Pour la bêtise, la seule qualité humaine qui donne un sentiment d’infini, selon Renan et d’autres, on peut dire que, si nous sommes tous cons, il y a quand même des champions en la matière alors que certains d’entre nous sont quasiment intelligents.
Pour la haine il est meilleur de la conserver pour la diriger, autant que possible, contre la vraie méchanceté, celle qui appartient à un système social. Le pire ingrédient en est le dogmatisme.
Pour l’hypocrisie, nécessaire pour les acteurs que nous sommes tous, au sens aussi que nous sommes les acteurs de nos vies, il importe de la mesurer, de la transformer en politesse.
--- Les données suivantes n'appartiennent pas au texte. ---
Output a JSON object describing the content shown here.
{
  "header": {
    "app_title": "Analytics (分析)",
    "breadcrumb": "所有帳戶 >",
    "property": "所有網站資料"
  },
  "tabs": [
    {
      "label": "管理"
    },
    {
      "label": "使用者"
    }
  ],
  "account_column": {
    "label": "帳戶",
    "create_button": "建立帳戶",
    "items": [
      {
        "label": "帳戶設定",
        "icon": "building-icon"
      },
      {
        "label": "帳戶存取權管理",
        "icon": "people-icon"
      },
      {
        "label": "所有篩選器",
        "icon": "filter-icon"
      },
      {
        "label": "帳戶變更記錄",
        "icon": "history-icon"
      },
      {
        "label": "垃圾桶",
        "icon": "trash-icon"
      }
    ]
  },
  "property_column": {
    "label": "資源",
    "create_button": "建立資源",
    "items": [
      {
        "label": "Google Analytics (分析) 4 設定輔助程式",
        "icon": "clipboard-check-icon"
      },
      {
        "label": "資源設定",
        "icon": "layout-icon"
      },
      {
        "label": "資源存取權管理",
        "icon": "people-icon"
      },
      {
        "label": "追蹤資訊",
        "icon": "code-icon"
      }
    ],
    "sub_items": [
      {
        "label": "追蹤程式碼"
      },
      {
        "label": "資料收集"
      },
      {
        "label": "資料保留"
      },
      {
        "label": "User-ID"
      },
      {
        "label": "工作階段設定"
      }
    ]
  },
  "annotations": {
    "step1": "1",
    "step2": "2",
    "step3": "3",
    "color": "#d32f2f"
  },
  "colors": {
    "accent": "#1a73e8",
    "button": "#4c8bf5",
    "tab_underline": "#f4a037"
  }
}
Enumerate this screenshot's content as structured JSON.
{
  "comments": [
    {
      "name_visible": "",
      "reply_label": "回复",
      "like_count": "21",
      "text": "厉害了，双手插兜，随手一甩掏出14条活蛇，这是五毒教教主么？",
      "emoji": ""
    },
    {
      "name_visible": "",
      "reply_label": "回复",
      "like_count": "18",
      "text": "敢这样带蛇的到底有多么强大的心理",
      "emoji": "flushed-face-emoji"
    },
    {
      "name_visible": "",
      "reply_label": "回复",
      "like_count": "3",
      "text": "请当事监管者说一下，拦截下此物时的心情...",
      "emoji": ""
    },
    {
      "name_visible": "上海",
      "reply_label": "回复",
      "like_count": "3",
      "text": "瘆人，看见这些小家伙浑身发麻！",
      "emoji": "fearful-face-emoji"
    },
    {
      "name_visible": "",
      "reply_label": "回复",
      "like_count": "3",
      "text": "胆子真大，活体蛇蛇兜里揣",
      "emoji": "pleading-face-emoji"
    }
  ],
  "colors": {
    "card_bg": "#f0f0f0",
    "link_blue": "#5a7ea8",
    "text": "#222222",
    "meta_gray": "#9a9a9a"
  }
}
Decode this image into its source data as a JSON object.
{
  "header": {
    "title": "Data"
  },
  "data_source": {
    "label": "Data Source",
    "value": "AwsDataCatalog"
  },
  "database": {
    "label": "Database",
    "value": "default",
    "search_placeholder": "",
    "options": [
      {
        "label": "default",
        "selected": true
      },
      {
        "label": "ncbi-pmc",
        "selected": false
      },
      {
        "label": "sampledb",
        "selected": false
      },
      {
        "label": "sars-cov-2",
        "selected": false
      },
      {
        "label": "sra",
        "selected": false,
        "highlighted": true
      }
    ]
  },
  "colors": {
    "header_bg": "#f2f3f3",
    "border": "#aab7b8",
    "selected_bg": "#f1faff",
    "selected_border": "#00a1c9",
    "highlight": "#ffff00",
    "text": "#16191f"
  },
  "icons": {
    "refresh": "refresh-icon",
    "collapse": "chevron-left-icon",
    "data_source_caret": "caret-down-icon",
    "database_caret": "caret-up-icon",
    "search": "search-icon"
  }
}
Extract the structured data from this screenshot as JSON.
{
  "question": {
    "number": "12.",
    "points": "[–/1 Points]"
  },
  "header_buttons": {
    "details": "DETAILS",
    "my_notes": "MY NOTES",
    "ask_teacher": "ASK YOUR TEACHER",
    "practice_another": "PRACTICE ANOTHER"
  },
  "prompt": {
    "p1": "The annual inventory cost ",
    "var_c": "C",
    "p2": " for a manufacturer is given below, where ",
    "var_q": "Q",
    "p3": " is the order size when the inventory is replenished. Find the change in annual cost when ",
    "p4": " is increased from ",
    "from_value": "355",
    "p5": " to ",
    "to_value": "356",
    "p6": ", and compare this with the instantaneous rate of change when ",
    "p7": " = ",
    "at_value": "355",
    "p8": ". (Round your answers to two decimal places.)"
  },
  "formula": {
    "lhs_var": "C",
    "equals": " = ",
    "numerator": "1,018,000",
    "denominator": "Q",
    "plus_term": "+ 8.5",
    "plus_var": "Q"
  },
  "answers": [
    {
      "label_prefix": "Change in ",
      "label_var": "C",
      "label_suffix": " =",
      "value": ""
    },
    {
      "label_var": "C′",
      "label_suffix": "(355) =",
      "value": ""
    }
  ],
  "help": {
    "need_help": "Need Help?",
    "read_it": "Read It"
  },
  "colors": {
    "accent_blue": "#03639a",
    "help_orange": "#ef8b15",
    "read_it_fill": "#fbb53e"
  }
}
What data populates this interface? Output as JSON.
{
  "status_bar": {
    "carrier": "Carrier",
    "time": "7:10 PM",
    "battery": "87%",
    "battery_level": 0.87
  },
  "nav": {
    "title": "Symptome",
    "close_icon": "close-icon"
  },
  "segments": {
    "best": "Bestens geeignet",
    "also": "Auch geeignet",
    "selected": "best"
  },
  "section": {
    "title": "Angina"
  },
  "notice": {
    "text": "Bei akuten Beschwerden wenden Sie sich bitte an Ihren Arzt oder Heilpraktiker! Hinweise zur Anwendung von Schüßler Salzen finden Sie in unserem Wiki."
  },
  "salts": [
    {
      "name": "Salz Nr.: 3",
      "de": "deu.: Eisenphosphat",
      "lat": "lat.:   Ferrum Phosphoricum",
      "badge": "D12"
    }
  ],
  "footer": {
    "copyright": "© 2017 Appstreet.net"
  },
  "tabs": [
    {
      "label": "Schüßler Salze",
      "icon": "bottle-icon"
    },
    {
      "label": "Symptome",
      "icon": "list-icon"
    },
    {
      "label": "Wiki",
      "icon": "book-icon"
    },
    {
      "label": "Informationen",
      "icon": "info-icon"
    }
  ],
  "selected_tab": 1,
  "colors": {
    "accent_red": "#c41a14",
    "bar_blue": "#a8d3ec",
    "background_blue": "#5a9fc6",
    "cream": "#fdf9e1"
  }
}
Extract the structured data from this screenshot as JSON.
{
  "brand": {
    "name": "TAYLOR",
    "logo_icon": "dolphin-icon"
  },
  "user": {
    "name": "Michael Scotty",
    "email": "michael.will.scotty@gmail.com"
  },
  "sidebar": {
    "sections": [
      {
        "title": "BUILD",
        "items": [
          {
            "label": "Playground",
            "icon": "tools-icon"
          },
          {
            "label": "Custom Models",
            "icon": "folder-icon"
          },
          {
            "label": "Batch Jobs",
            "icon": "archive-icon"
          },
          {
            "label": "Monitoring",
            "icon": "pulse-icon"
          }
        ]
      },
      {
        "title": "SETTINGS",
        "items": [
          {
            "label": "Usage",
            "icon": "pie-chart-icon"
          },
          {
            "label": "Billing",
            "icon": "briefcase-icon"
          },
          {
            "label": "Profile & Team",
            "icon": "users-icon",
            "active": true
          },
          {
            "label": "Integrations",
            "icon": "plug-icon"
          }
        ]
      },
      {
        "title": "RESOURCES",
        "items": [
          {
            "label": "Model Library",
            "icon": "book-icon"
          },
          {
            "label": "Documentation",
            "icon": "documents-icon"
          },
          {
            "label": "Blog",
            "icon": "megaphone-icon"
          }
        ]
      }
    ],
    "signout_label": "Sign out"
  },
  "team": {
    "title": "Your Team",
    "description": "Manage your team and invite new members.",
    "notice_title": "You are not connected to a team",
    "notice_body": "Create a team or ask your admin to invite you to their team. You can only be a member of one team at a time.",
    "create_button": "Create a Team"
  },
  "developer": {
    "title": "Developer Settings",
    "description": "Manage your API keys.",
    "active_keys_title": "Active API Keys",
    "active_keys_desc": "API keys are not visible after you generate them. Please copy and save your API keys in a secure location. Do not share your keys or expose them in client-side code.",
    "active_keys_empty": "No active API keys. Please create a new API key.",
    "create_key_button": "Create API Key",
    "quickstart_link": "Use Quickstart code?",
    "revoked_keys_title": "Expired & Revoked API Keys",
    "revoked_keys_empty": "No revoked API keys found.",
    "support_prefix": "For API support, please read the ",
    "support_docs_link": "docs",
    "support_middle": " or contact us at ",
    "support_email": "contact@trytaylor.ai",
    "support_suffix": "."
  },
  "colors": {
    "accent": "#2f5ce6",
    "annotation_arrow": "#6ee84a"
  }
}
Certains d’entre nous, faute de mesure, deviennent des sournois.
Nous sommes des hypocrites
Nous sommes des acteurs aux rôles variés. Nous en changeons suivant les circonstances. Nous bougeons beaucoup. Mais nous ne savons pas vraiment ce que nous faisons. Le point fondamental est que nous ne nous connaissons pas. Ou que nous nous connaissons mal.
Nous sommes par rapport à nous mêmes comme un nageur dans la mer. Il voit le ciel, les flots, il devine l’eau qui enserre son corps. Il ne sait rien d’autre. Il peut avoir du plaisir, des craintes. Il ne sait rien d’autre alors qu’il est au milieu d’une immensité.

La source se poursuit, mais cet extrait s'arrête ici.